Orion Corporation announced today that its investigational compound ODM-105 (tasipimidine) failed to demonstrate efficacy in treating insomnia disorder, prompting the Finnish pharmaceutical company to discontinue development of the drug for this indication. The Phase 2 UNITAS study did not meet its primary endpoints, showing no significant improvement in key sleep parameters compared to placebo.
Study Design and Results
The UNITAS trial was a Phase 2b randomized, triple-blind, placebo-controlled study that evaluated ODM-105 against placebo in 153 adult patients diagnosed with insomnia disorder. The study's primary endpoints focused on two critical sleep metrics: wake after sleep onset (WASO) and latency to persistent sleep (LPS), both measured using polysomnography, the gold standard for sleep assessment.
According to the study results, ODM-105 did not significantly improve insomnia-related symptoms such as time to fall asleep or sleep duration when compared with placebo. Despite the efficacy disappointment, the compound demonstrated a favorable safety profile and was generally well tolerated throughout the trial period.

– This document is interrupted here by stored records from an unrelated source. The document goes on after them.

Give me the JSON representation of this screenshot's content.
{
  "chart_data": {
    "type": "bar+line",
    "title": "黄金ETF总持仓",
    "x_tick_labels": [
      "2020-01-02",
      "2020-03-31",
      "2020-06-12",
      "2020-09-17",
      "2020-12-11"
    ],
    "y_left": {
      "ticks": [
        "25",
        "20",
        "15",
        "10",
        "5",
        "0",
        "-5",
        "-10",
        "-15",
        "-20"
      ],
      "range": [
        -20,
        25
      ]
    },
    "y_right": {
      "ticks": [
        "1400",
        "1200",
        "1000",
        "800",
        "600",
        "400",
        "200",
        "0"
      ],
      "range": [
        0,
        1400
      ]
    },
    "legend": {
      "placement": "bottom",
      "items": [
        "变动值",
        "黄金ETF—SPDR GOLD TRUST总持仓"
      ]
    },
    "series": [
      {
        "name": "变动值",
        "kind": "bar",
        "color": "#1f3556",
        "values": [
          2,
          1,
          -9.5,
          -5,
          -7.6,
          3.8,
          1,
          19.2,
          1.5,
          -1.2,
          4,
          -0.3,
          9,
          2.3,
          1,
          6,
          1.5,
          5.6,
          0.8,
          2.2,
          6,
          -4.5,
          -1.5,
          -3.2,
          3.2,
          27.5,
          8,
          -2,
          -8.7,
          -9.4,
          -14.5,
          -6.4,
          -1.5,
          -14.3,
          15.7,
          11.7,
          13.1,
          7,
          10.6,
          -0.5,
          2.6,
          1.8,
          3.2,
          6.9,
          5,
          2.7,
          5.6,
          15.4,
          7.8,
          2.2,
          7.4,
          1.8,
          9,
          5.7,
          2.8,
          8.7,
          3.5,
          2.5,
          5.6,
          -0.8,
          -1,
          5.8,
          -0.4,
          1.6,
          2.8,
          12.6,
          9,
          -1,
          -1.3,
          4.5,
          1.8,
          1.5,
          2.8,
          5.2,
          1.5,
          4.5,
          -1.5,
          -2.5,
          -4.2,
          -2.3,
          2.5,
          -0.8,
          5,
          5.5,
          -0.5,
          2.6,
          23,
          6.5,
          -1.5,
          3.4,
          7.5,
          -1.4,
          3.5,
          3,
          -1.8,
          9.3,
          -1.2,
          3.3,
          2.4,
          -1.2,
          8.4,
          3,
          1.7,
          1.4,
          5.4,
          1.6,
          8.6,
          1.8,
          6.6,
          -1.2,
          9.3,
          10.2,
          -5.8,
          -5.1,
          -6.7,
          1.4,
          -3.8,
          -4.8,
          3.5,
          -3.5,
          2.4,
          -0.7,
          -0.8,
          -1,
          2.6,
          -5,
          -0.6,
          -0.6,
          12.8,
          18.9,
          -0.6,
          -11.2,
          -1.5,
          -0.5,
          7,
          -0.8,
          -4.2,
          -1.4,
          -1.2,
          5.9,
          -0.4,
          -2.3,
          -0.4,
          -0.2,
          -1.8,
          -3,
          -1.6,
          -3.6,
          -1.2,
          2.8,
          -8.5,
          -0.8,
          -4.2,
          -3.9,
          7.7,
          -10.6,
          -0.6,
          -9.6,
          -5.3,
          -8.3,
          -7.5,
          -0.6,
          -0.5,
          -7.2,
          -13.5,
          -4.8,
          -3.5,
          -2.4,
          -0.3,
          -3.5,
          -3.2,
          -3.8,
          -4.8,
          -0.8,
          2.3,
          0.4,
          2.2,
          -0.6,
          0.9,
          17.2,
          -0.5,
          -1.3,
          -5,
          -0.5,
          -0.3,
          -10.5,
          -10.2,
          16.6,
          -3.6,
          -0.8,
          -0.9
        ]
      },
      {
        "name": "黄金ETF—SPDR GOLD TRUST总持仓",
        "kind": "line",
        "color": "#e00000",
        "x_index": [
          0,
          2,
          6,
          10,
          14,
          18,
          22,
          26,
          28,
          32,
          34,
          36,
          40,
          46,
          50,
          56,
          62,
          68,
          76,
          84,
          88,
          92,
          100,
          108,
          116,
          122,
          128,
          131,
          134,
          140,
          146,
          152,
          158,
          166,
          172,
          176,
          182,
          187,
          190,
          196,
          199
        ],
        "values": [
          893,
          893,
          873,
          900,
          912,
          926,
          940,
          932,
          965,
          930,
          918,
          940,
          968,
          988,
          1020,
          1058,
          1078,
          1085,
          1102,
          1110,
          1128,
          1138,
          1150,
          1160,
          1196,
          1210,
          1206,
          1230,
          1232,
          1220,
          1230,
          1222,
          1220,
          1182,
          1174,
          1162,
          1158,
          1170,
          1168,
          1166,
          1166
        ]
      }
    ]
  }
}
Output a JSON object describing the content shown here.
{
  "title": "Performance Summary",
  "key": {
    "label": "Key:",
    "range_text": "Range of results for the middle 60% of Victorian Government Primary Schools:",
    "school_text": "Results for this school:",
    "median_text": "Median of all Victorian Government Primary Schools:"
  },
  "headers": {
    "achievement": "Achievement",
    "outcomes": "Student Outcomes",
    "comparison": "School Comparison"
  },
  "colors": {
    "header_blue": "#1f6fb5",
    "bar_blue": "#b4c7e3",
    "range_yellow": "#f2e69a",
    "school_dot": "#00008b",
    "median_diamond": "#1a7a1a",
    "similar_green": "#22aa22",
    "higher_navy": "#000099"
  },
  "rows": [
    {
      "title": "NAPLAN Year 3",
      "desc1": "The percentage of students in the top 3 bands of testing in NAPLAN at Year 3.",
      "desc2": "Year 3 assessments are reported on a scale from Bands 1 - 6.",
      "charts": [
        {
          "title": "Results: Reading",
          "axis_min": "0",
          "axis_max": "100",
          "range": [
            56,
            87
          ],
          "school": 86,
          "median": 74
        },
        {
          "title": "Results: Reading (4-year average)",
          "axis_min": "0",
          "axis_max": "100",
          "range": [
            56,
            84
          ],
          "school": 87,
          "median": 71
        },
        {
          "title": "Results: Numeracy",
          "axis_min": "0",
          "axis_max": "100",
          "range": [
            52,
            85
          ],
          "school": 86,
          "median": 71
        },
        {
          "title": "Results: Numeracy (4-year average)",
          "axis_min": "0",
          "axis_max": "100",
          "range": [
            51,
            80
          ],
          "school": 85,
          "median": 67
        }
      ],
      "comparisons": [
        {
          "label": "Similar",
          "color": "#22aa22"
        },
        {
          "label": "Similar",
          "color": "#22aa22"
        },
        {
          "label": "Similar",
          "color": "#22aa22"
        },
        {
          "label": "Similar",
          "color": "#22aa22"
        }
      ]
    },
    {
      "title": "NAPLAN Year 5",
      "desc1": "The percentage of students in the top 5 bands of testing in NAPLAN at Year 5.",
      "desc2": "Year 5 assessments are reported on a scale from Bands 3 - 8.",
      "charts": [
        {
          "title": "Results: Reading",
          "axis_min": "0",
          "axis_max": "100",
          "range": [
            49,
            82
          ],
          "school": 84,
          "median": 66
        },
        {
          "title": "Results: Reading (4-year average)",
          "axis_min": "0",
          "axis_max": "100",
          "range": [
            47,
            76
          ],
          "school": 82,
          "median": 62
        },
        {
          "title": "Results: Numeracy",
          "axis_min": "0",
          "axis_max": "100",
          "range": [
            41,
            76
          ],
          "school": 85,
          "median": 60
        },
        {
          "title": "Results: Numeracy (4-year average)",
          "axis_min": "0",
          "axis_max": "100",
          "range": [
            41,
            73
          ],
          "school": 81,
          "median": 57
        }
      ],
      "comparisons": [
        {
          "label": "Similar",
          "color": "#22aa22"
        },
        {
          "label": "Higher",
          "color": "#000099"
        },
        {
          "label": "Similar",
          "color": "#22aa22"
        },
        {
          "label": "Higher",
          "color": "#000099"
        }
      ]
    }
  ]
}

Company Response and Strategic Implications
Professor Outi Vaarala, Executive Vice President of Innovative Medicines and Research & Development at Orion, expressed the company's disappointment with the outcome. "We are disappointed that our study did not meet its primary goal. Our biggest regret is that we're not able to provide a new and more efficient treatment option for people suffering from insomnia," Vaarala stated.
The executive noted that recruitment for the UNITAS study proceeded faster than anticipated, enabling an earlier readout of efficacy signals. However, she emphasized that this rapid enrollment also underscores the significant unmet medical need in insomnia treatment that persists in the current therapeutic landscape.
Future Development Plans
Following these results, Orion has made the strategic decision to discontinue ODM-105 development for insomnia indications. The company plans to reallocate its research and development resources toward advancing other assets currently in various stages of research and clinical development.
Vaarala confirmed that the company will "focus our efforts and resources on advancing our other assets both in research and clinical phases." Detailed results from the UNITAS study, including comprehensive safety data and their full assessment, are still being finalized and are expected to be released at a later date.
About Orion Corporation
Orion Corporation operates as a globally active Nordic pharmaceutical company with over a century of experience in healthcare. The company develops, manufactures, and markets human and veterinary pharmaceuticals along with active pharmaceutical ingredients. Orion maintains an extensive portfolio encompassing proprietary and generic medicines as well as consumer health products.
The company's core pharmaceutical research and development efforts concentrate on oncology and pain management. Orion's proprietary products address various therapeutic areas including cancer, neurological diseases, and respiratory conditions. In 2024, the company reported net sales of EUR 1,542 million and employed approximately 3,700 professionals worldwide.